L’Ukraine y a mis du sien, bien évidemment, avec une moitié d’équipe en quarantaine et l’autre qui n’avait pas envie d’être là, mais quand même. Cela faisait un bail qu’on avait pas pris un pied pareil avec les Bleus, qui ont pris une bonne dose de confiance avant le Portugal dimanche en réussissant un festival offensif (7-1).

Le losange, plus qu’un one shot ?

C’est le moment de se lancer des fleurs, puisqu’on avait demandé à Didier Deschamps pourquoi il ne tentait pas le losange  plutôt que le 3-5-2 crapoteux, avec tous les milieux de talent qu’il avait à sa disposition. Le sélectionneur avait répondu qu’il essaierait un jour, en sachant que ce jour arriverait dès le lendemain, le coquin. C’était sans Kanté et sans Pogba, mais avec Aouar et Camavinga, qui fêtaient ensemble leur première titularisation. Aligné en dix, le Lyonnais a été le moins à l’aise, même s’il est impliqué sur le deuxième but de Giroud. L’ensemble a été plaisant, cela dit, et les latéraux bien plus convaincants que le mois dernier. Mais il y a eu des trous d’air derrière, un peu trop, et cela demande un adversaire un peu moins démuni pour savoir si le losange peut devenir une solution durable dans l’esprit de DD. Le connaissant, on est dubitatifs.

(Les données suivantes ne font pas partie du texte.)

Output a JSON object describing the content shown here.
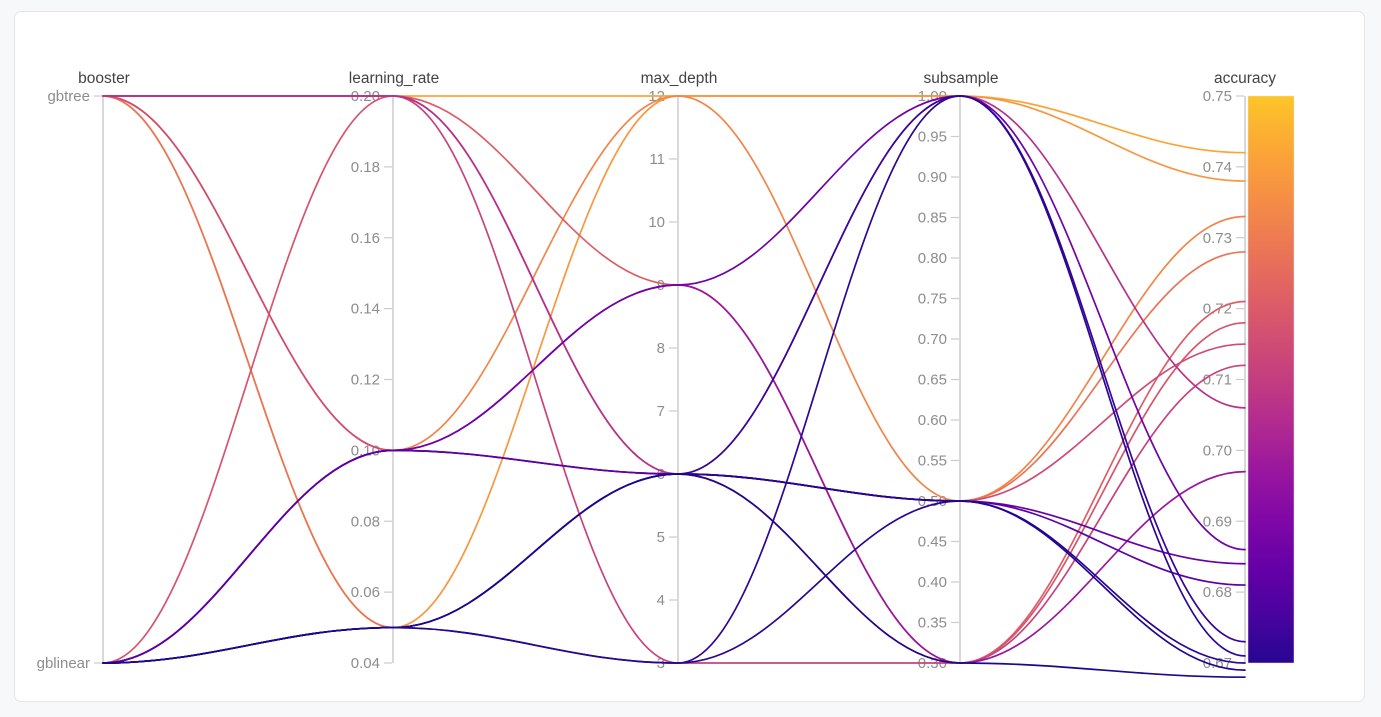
{
  "chart_data": {
    "type": "parallel-coordinates",
    "title": "",
    "legend_position": "none",
    "grid": false,
    "axes": [
      {
        "title": "booster",
        "type": "category",
        "tick_labels": [
          "gbtree",
          "gblinear"
        ]
      },
      {
        "title": "learning_rate",
        "type": "linear",
        "min": 0.04,
        "max": 0.2,
        "tick_labels": [
          "0.20",
          "0.18",
          "0.16",
          "0.14",
          "0.12",
          "0.10",
          "0.08",
          "0.06",
          "0.04"
        ],
        "tick_values": [
          0.2,
          0.18,
          0.16,
          0.14,
          0.12,
          0.1,
          0.08,
          0.06,
          0.04
        ]
      },
      {
        "title": "max_depth",
        "type": "linear",
        "min": 3,
        "max": 12,
        "tick_labels": [
          "12",
          "11",
          "10",
          "9",
          "8",
          "7",
          "6",
          "5",
          "4",
          "3"
        ],
        "tick_values": [
          12,
          11,
          10,
          9,
          8,
          7,
          6,
          5,
          4,
          3
        ]
      },
      {
        "title": "subsample",
        "type": "linear",
        "min": 0.3,
        "max": 1.0,
        "tick_labels": [
          "1.00",
          "0.95",
          "0.90",
          "0.85",
          "0.80",
          "0.75",
          "0.70",
          "0.65",
          "0.60",
          "0.55",
          "0.50",
          "0.45",
          "0.40",
          "0.35",
          "0.30"
        ],
        "tick_values": [
          1.0,
          0.95,
          0.9,
          0.85,
          0.8,
          0.75,
          0.7,
          0.65,
          0.6,
          0.55,
          0.5,
          0.45,
          0.4,
          0.35,
          0.3
        ]
      },
      {
        "title": "accuracy",
        "type": "linear",
        "min": 0.67,
        "max": 0.75,
        "tick_labels": [
          "0.75",
          "0.74",
          "0.73",
          "0.72",
          "0.71",
          "0.70",
          "0.69",
          "0.68",
          "0.67"
        ],
        "tick_values": [
          0.75,
          0.74,
          0.73,
          0.72,
          0.71,
          0.7,
          0.69,
          0.68,
          0.67
        ]
      }
    ],
    "colorbar": {
      "label": "accuracy",
      "min": 0.67,
      "max": 0.75,
      "colormap": "plasma"
    },
    "trials": [
      {
        "booster": "gbtree",
        "learning_rate": 0.2,
        "max_depth": 12,
        "subsample": 1.0,
        "accuracy": 0.742
      },
      {
        "booster": "gbtree",
        "learning_rate": 0.05,
        "max_depth": 12,
        "subsample": 1.0,
        "accuracy": 0.738
      },
      {
        "booster": "gbtree",
        "learning_rate": 0.1,
        "max_depth": 12,
        "subsample": 0.5,
        "accuracy": 0.733
      },
      {
        "booster": "gbtree",
        "learning_rate": 0.05,
        "max_depth": 6,
        "subsample": 0.5,
        "accuracy": 0.728
      },
      {
        "booster": "gbtree",
        "learning_rate": 0.2,
        "max_depth": 9,
        "subsample": 0.3,
        "accuracy": 0.721
      },
      {
        "booster": "gblinear",
        "learning_rate": 0.2,
        "max_depth": 6,
        "subsample": 0.3,
        "accuracy": 0.718
      },
      {
        "booster": "gbtree",
        "learning_rate": 0.1,
        "max_depth": 6,
        "subsample": 0.5,
        "accuracy": 0.715
      },
      {
        "booster": "gbtree",
        "learning_rate": 0.2,
        "max_depth": 3,
        "subsample": 0.3,
        "accuracy": 0.712
      },
      {
        "booster": "gbtree",
        "learning_rate": 0.2,
        "max_depth": 6,
        "subsample": 1.0,
        "accuracy": 0.706
      },
      {
        "booster": "gblinear",
        "learning_rate": 0.1,
        "max_depth": 9,
        "subsample": 0.3,
        "accuracy": 0.697
      },
      {
        "booster": "gblinear",
        "learning_rate": 0.1,
        "max_depth": 9,
        "subsample": 1.0,
        "accuracy": 0.686
      },
      {
        "booster": "gblinear",
        "learning_rate": 0.1,
        "max_depth": 6,
        "subsample": 0.5,
        "accuracy": 0.684
      },
      {
        "booster": "gblinear",
        "learning_rate": 0.1,
        "max_depth": 6,
        "subsample": 0.5,
        "accuracy": 0.681
      },
      {
        "booster": "gblinear",
        "learning_rate": 0.05,
        "max_depth": 6,
        "subsample": 1.0,
        "accuracy": 0.673
      },
      {
        "booster": "gblinear",
        "learning_rate": 0.05,
        "max_depth": 3,
        "subsample": 1.0,
        "accuracy": 0.671
      },
      {
        "booster": "gblinear",
        "learning_rate": 0.05,
        "max_depth": 3,
        "subsample": 0.5,
        "accuracy": 0.67
      },
      {
        "booster": "gblinear",
        "learning_rate": 0.05,
        "max_depth": 6,
        "subsample": 0.5,
        "accuracy": 0.669
      },
      {
        "booster": "gblinear",
        "learning_rate": 0.05,
        "max_depth": 6,
        "subsample": 0.3,
        "accuracy": 0.668
      }
    ]
  },
  "colors": {
    "page_background": "#f7f8f9",
    "card_background": "#ffffff",
    "card_border": "#e3e5e8",
    "axis_line": "#cccccc",
    "tick_label": "#8d8d8d",
    "axis_title": "#434343",
    "plasma_anchors": [
      "#0d0887",
      "#41049d",
      "#6a00a8",
      "#8f0da4",
      "#b12a90",
      "#cc4778",
      "#e16462",
      "#f2844b",
      "#fca636",
      "#fcce25",
      "#f0f921"
    ]
  }
}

Olivier Giroud, plus que Platoche

Que dire sur la Gire à part s’incliner bien bas et se rendre sans faire de manières sur les conditions. Qu’il joue à deux avec Martial ou Mbappé, qu’il joue seul en pointe, qu’il ne joue pas en club, l’avant-centre des Bleus s’en cogne. Il plante, encore et encore. Capitaine pour sa centième sélection, un chiffre déjà énorme en soi, l’avant-centre des Bleus voulait égaler Platini « le plus vite possible ». Et le bougre n’a pas traîné. Une superbe frappe enveloppée du gauche (25e), et une tête plongeante de raccroc (33e), c’en était déjà fini de Platoche, 42 buts à 41. Pas très chrétien pour les Ukrainiens, mais l’homme a ses objectifs et il s’y tient. Le prochain, en dehors de gagner l’Euro of course ? Allez chercher le mythique Titi Henry et ses 51 buts en équipe de France. C’est encore loin ? Méfiez-vous.

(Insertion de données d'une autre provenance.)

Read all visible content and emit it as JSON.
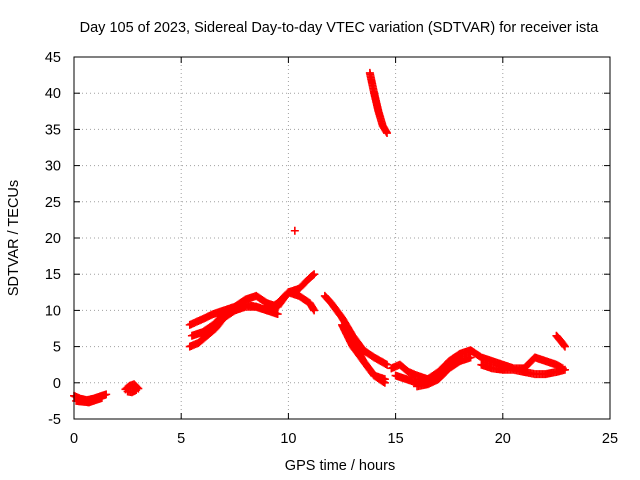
{
  "chart_data": {
    "type": "scatter",
    "title": "Day 105 of 2023, Sidereal Day-to-day VTEC variation (SDTVAR) for receiver ista",
    "xlabel": "GPS time / hours",
    "ylabel": "SDTVAR / TECUs",
    "xlim": [
      0,
      25
    ],
    "ylim": [
      -5,
      45
    ],
    "xticks": [
      0,
      5,
      10,
      15,
      20,
      25
    ],
    "yticks": [
      -5,
      0,
      5,
      10,
      15,
      20,
      25,
      30,
      35,
      40,
      45
    ],
    "grid": true,
    "marker": "+",
    "series": [
      {
        "name": "SDTVAR",
        "color": "#ff0000",
        "segments": [
          {
            "x": [
              0.0,
              0.3,
              0.6,
              0.9,
              1.2,
              1.5
            ],
            "y": [
              -1.8,
              -2.2,
              -2.4,
              -2.2,
              -1.9,
              -1.6
            ]
          },
          {
            "x": [
              0.1,
              0.4,
              0.7,
              1.0,
              1.3
            ],
            "y": [
              -2.5,
              -2.6,
              -2.7,
              -2.4,
              -2.1
            ]
          },
          {
            "x": [
              2.4,
              2.6,
              2.8,
              3.0
            ],
            "y": [
              -0.9,
              -0.4,
              -0.2,
              -0.8
            ]
          },
          {
            "x": [
              2.5,
              2.7,
              2.9
            ],
            "y": [
              -1.2,
              -1.3,
              -1.0
            ]
          },
          {
            "x": [
              5.4,
              6.0,
              6.5,
              7.0,
              7.5,
              8.0,
              8.5,
              9.0,
              9.5,
              10.0,
              10.5,
              11.0,
              11.2
            ],
            "y": [
              8.0,
              8.8,
              9.5,
              10.0,
              10.5,
              11.5,
              12.0,
              11.0,
              10.5,
              12.5,
              13.0,
              14.5,
              15.0
            ]
          },
          {
            "x": [
              5.4,
              5.8,
              6.2,
              6.6,
              7.0,
              7.5,
              8.0,
              8.5,
              9.0,
              9.5,
              10.0,
              10.5,
              11.0,
              11.2
            ],
            "y": [
              5.0,
              5.5,
              6.5,
              7.5,
              9.0,
              10.0,
              10.5,
              10.5,
              10.0,
              11.0,
              12.5,
              12.0,
              11.0,
              10.0
            ]
          },
          {
            "x": [
              5.5,
              6.0,
              6.5,
              7.0,
              7.5,
              8.0,
              8.5,
              9.0,
              9.5
            ],
            "y": [
              6.5,
              7.0,
              8.0,
              9.5,
              10.0,
              10.8,
              10.5,
              10.0,
              9.5
            ]
          },
          {
            "x": [
              10.3
            ],
            "y": [
              21.0
            ]
          },
          {
            "x": [
              11.7,
              12.0,
              12.5,
              13.0,
              13.5,
              14.0,
              14.3,
              14.6
            ],
            "y": [
              12.0,
              11.0,
              9.0,
              6.5,
              4.5,
              3.5,
              3.0,
              2.5
            ]
          },
          {
            "x": [
              12.5,
              13.0,
              13.5,
              14.0,
              14.5
            ],
            "y": [
              8.0,
              5.0,
              3.0,
              1.0,
              0.0
            ]
          },
          {
            "x": [
              13.0,
              13.5,
              14.0,
              14.5
            ],
            "y": [
              6.0,
              3.0,
              1.0,
              0.5
            ]
          },
          {
            "x": [
              13.8,
              14.0,
              14.2,
              14.4,
              14.6
            ],
            "y": [
              42.8,
              40.0,
              37.5,
              35.5,
              34.5
            ]
          },
          {
            "x": [
              14.8,
              15.2,
              15.6,
              16.0,
              16.5,
              17.0,
              17.5,
              18.0,
              18.5,
              19.0,
              19.5,
              20.0,
              20.5,
              21.0,
              21.5,
              22.0,
              22.5,
              22.8
            ],
            "y": [
              2.0,
              2.5,
              1.5,
              1.0,
              0.5,
              1.5,
              3.0,
              4.0,
              4.5,
              3.5,
              3.0,
              2.5,
              2.0,
              2.0,
              3.5,
              3.0,
              2.5,
              2.0
            ]
          },
          {
            "x": [
              16.0,
              16.5,
              17.0,
              17.5,
              18.0,
              18.5
            ],
            "y": [
              -0.5,
              -0.2,
              0.5,
              2.0,
              3.0,
              3.5
            ]
          },
          {
            "x": [
              15.0,
              15.5,
              16.0,
              16.5,
              17.0
            ],
            "y": [
              1.0,
              0.5,
              0.0,
              0.5,
              1.0
            ]
          },
          {
            "x": [
              19.0,
              19.5,
              20.0,
              20.5,
              21.0,
              21.5,
              22.0,
              22.5,
              22.9
            ],
            "y": [
              2.5,
              2.0,
              1.8,
              1.8,
              1.5,
              1.2,
              1.2,
              1.5,
              1.8
            ]
          },
          {
            "x": [
              22.5,
              22.7,
              22.9
            ],
            "y": [
              6.5,
              5.8,
              5.0
            ]
          }
        ]
      }
    ]
  }
}
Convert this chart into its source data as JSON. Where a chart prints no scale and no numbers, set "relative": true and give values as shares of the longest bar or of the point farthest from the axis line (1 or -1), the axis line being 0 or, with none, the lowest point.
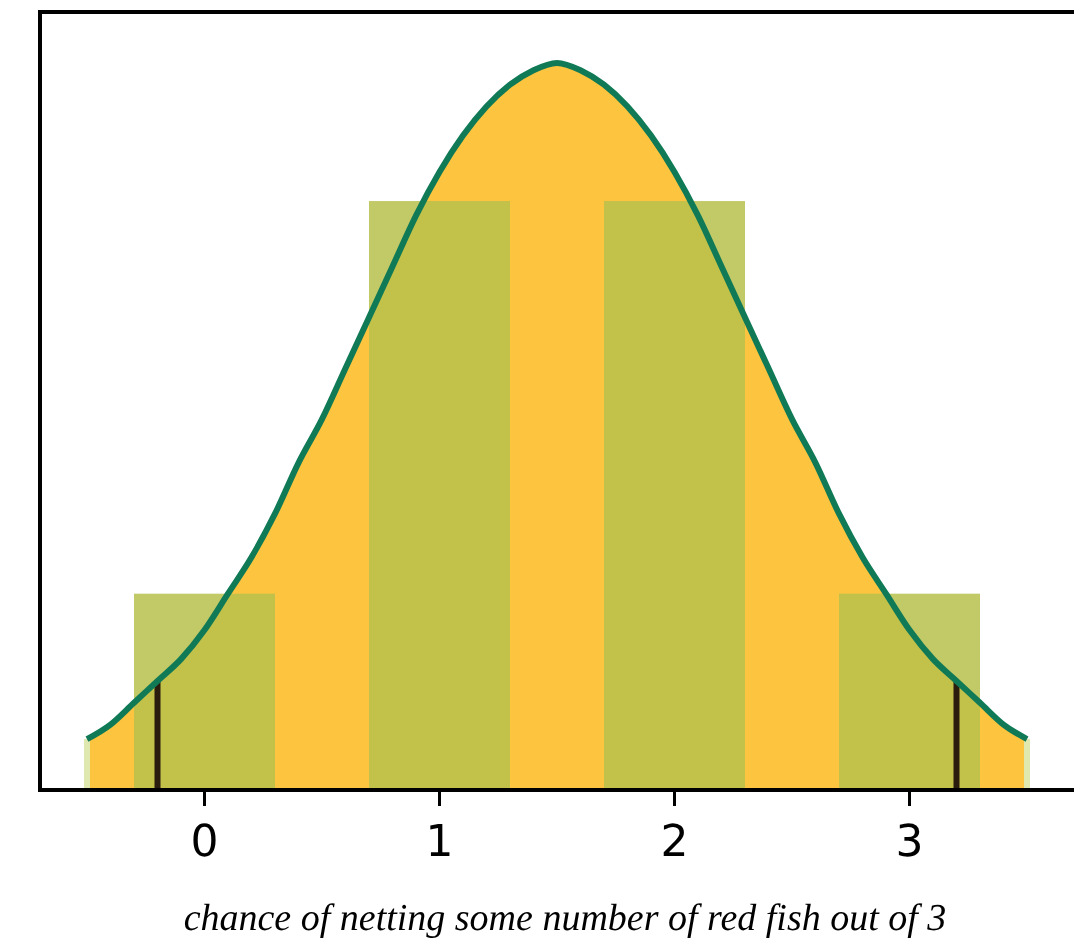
{
  "chart_data": {
    "type": "bar",
    "relative": true,
    "xlabel": "chance of netting some number of red fish out of 3",
    "xlim": [
      -0.7,
      3.7
    ],
    "xticks": [
      0,
      1,
      2,
      3
    ],
    "tick_labels": "x",
    "grid": false,
    "series": [
      {
        "type": "area",
        "color": "#fdc53f",
        "x": [
          -0.5,
          -0.4,
          -0.3,
          -0.2,
          -0.1,
          0,
          0.1,
          0.2,
          0.3,
          0.4,
          0.5,
          0.6,
          0.7,
          0.8,
          0.9,
          1,
          1.1,
          1.2,
          1.3,
          1.4,
          1.5,
          1.6,
          1.7,
          1.8,
          1.9,
          2,
          2.1,
          2.2,
          2.3,
          2.4,
          2.5,
          2.6,
          2.7,
          2.8,
          2.9,
          3,
          3.1,
          3.2,
          3.3,
          3.4,
          3.5
        ],
        "values": [
          0.07,
          0.09,
          0.12,
          0.15,
          0.18,
          0.22,
          0.27,
          0.32,
          0.38,
          0.45,
          0.51,
          0.58,
          0.65,
          0.72,
          0.79,
          0.85,
          0.9,
          0.94,
          0.97,
          0.99,
          1,
          0.99,
          0.97,
          0.94,
          0.9,
          0.85,
          0.79,
          0.72,
          0.65,
          0.58,
          0.51,
          0.45,
          0.38,
          0.32,
          0.27,
          0.22,
          0.18,
          0.15,
          0.12,
          0.09,
          0.07
        ]
      },
      {
        "color": "#b7c04c",
        "x": [
          0,
          1,
          2,
          3
        ],
        "values": [
          0.27,
          0.81,
          0.81,
          0.27
        ]
      },
      {
        "type": "line",
        "color": "#2b1d0e",
        "x": [
          -0.2,
          -0.2
        ],
        "values": [
          0,
          0.15
        ]
      },
      {
        "type": "line",
        "color": "#2b1d0e",
        "x": [
          3.2,
          3.2
        ],
        "values": [
          0,
          0.15
        ]
      },
      {
        "type": "line",
        "color": "#dfe8ae",
        "x": [
          -0.5,
          -0.5
        ],
        "values": [
          0,
          0.07
        ]
      },
      {
        "type": "line",
        "color": "#dfe8ae",
        "x": [
          3.5,
          3.5
        ],
        "values": [
          0,
          0.07
        ]
      },
      {
        "type": "line",
        "color": "#107a56",
        "x": [
          -0.5,
          -0.4,
          -0.3,
          -0.2,
          -0.1,
          0,
          0.1,
          0.2,
          0.3,
          0.4,
          0.5,
          0.6,
          0.7,
          0.8,
          0.9,
          1,
          1.1,
          1.2,
          1.3,
          1.4,
          1.5,
          1.6,
          1.7,
          1.8,
          1.9,
          2,
          2.1,
          2.2,
          2.3,
          2.4,
          2.5,
          2.6,
          2.7,
          2.8,
          2.9,
          3,
          3.1,
          3.2,
          3.3,
          3.4,
          3.5
        ],
        "values": [
          0.07,
          0.09,
          0.12,
          0.15,
          0.18,
          0.22,
          0.27,
          0.32,
          0.38,
          0.45,
          0.51,
          0.58,
          0.65,
          0.72,
          0.79,
          0.85,
          0.9,
          0.94,
          0.97,
          0.99,
          1,
          0.99,
          0.97,
          0.94,
          0.9,
          0.85,
          0.79,
          0.72,
          0.65,
          0.58,
          0.51,
          0.45,
          0.38,
          0.32,
          0.27,
          0.22,
          0.18,
          0.15,
          0.12,
          0.09,
          0.07
        ]
      }
    ]
  }
}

Camavinga, plus qu’un remplaçant ?

Lui non plus, il ne faut pas lui parler d’âge. Camavinga n’a pas encore découvert la Ligue des champions qu’il trouve déjà les moyens de nous mettre le doute. Ne faut-il pas déjà, comme Mbappé en son temps, celui des moins de 20 ans, lui réserver une place bien au chaud dans le onze tricolore ? Dans un schéma qu’il ne pratique pas à Rennes, le milieu récupérateur-buteur-meneur a encore bluffé la maigre assistance du Stade de France sur l’heure que lui a accordée DD, avec en prime un but sublime, sorte de bicyclette contrôlée dans les six mètres pour ouvrir le score, qui lui permet de dépoussiérer un record vieux comme la France Pompidolienne: buteur à 17 ans et 10 mois, il fait bien mieux qu’un certain Georges Lech, en 1963. La formation tricolore est une bénédiction sans fin.